Bitcoin Whales Reverse 12-Day Slide as ‘Massive Supply Shock’ Emerges
Key Takeaways
- Data shared by Cryptoquant showed major bitcoin holders resumed accumulation after nearly two weeks of declining supply.
- More than 11,400 BTC left exchanges during the June 5-10 absorption phase.
- The Exchange Whale Ratio rose to 62.3% near the $61,400 area as large holders absorbed selling pressure.
Whale Supply Reversal Signals Shift in Large Holder Activity
Bitcoin traded above $67,000 as a June 15 whale activity analysis shared by Cryptoquant on X showed total supply held by large wallets turning higher after a 12-day decline. The data covered activity from June 1 to June 14, when whale supply reversed while bitcoin recovered from a local low near $61,453.
Whale activity unfolded across three distinct phases during the correction and recovery. Old coins first moved onto exchanges as BTC fell from about $71,300 to $63,800. Large holders then absorbed selling near the $61,400 area before total whale supply turned higher on June 14.
The analyst wrote:
“The Whale U-Turn: On June 14, the 12-day decline in total Whale Supply officially reversed (U-Turned) to the upside.”
Dormant-coin selling eased sharply after the early-June drawdown. Inflow Coin Days Destroyed, a metric that measures the movement of previously dormant coins to exchanges, fell from 2.16 million to about 33,000, according to the analysis. That drop indicated older bitcoin movements to exchanges slowed after heavy selling pressure earlier in the month.
Large holders accumulated near the lows from June 5 to June 10 as exchange balances declined. More than 11,400 BTC, worth roughly $700 million at the time, moved from exchanges to cold wallets during that period.
Exchange Withdrawals and Supply Shock Shape Bitcoin Whale Activity
Negative netflow readings showed withdrawals exceeded deposits across several sessions, reducing immediately available exchange supply during bitcoin’s stabilization.

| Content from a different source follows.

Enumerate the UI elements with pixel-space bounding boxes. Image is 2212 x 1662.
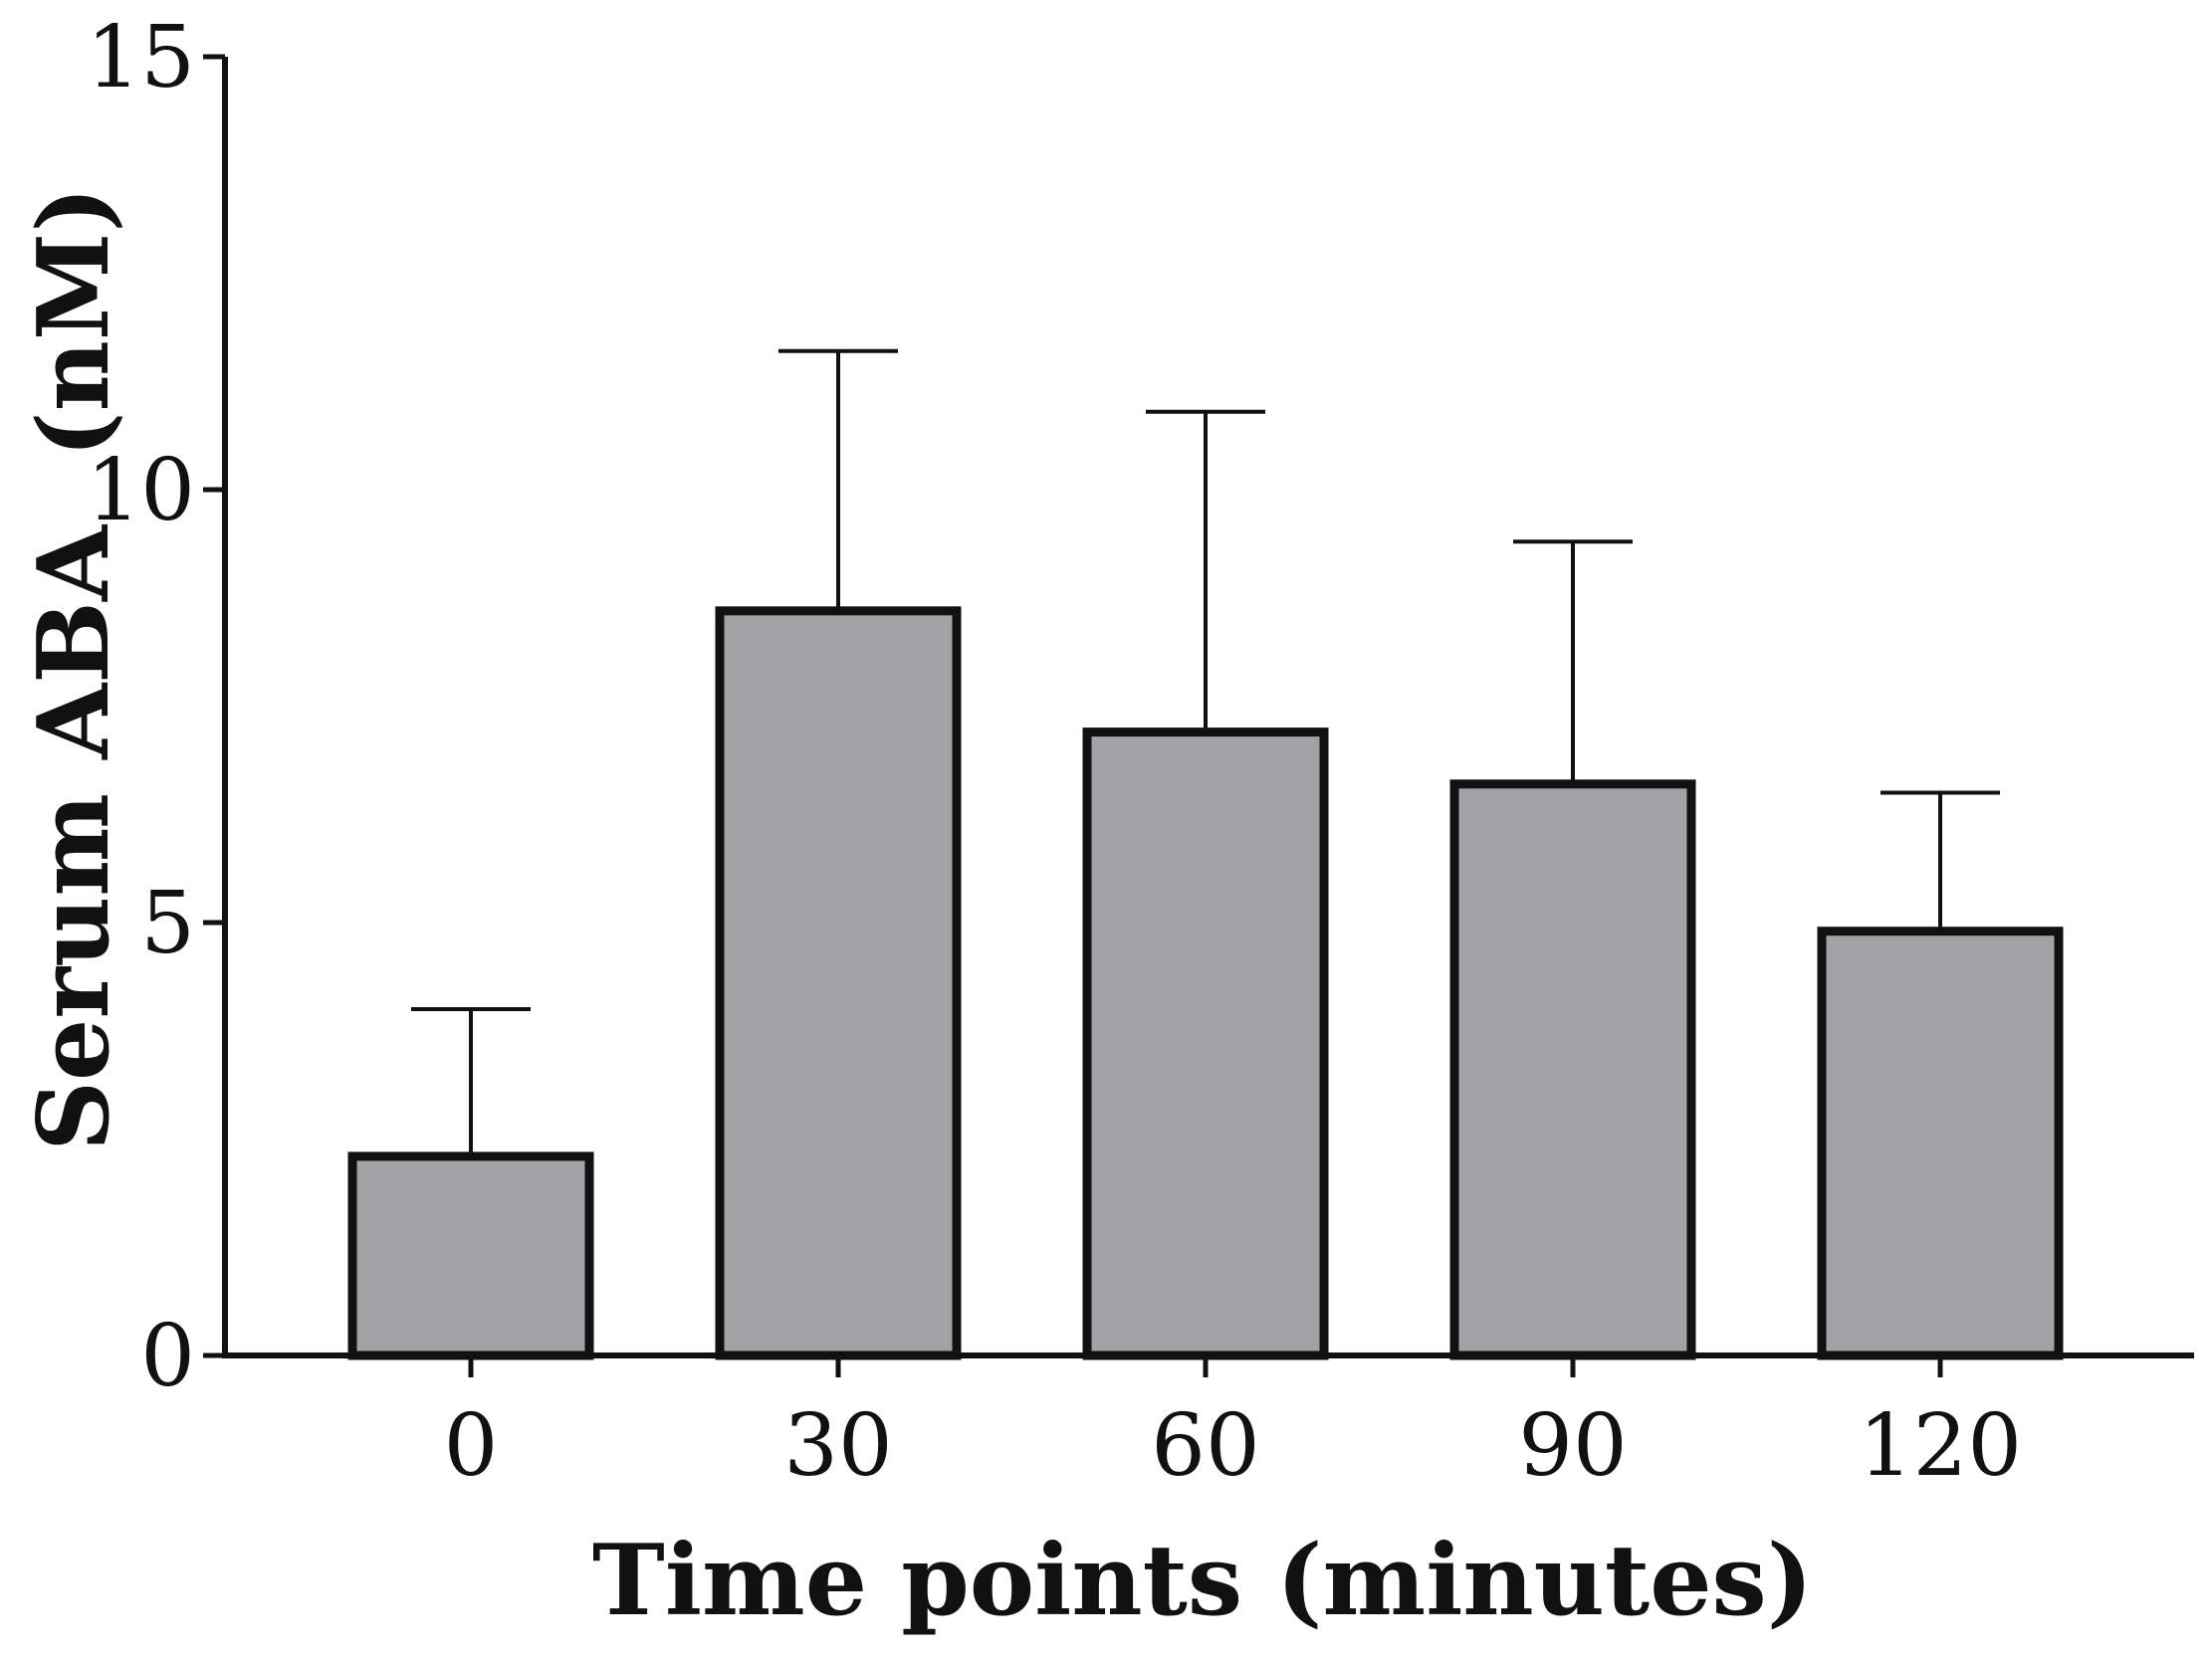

The Exchange Whale Ratio, a metric that measures the share of exchange inflows attributed to large holders, also rose to 62.3% near the $61,400 area, a level described as aggressive whale buying during panic selling.
The June 11 to June 14 period brought fading sell pressure, continued withdrawals, and a turn higher in wallets holding at least 100 BTC. The data characterized that period as a supply shock as selling activity faded and whale supply turned higher.
The analyst stated:
“As selling dried up, a massive ‘supply shock’ occurred. On June 14, total Whale Supply (100+ BTC Wallets) officially turned back up, triggering a strong price rebound to $65,704.89.”
The whale-supply reversal marked a shift away from the exchange-inflow pressure seen earlier in the correction. The analyst concluded: “The wealth transfer from weak hands to strong hands is complete. Whales have locked in the $60,000–$61,500 range as a rock-solid floor. With exchange reserves depleted, the path of least resistance for bitcoin is now firmly upward.”